The statement also says that there have been no reported illnesses linked to the water system, which was found to have potentially harmful E. coli bacteria during a routine water quality test earlier this week.

Customers with questions about their water quality can call the water district at 206.878.7210.

Original Post: 9/24/13, 9:25 a.m. PT

Pots and kettles filled with boiled water will continue to sit on stoves in southwest King County, at least through the middle of the week. That’s because a boil alert was issued over the weekend due to contaminated water.

The Washington State Department of Health said E. coli bacteria was found in the system that serves some 5,000 homes and businesses in Des Moines and part of Normandy Park.
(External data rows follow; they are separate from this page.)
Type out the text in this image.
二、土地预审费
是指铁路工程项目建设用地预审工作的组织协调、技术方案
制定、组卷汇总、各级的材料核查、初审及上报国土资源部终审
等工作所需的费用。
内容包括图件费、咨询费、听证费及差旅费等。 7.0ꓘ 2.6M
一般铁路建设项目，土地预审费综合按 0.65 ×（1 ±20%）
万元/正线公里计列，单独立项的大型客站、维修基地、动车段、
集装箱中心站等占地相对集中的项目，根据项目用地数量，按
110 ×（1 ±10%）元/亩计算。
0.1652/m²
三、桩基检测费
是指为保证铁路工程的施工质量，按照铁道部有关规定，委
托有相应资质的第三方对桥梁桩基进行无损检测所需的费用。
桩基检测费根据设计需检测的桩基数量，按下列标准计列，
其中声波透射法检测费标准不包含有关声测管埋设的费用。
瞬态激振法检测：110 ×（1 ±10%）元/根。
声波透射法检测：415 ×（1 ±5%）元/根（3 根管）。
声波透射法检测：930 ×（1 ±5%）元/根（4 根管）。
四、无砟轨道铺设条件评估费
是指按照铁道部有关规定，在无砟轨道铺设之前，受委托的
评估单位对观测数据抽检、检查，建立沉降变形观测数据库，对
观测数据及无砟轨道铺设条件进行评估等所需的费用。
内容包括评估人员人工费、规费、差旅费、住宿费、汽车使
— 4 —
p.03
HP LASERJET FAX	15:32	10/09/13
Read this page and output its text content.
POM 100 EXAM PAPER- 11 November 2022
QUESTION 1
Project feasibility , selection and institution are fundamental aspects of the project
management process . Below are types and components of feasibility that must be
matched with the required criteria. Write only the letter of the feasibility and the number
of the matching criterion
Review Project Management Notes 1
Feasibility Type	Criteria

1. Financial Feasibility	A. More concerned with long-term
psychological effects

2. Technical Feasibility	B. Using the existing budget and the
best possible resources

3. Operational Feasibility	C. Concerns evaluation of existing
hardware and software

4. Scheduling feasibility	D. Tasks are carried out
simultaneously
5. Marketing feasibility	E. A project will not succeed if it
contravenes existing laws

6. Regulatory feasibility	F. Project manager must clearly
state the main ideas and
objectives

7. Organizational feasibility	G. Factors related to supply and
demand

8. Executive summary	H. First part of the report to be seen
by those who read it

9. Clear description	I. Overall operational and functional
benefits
Department spokesman Donn Moyer said Monday tests were inconclusive as to the source of the contamination. “We conducted the inspection. After taking a look at the system, nothing obvious. No obvious source was found. So the next steps are flush the system out, put some chlorine in it, wait until the chlorine residual dies down and then re-test.”

Moyer said it’s not unusual not to be able to peg down the exact source of the contamination. The boil alert is for water used for things like drinking, teeth brushing and ice cubes. Any open wounds should be covered before bathing to reduce a chance of infection.

Moyer said the department has not received any reports of people sickened by possible E. coli contamination.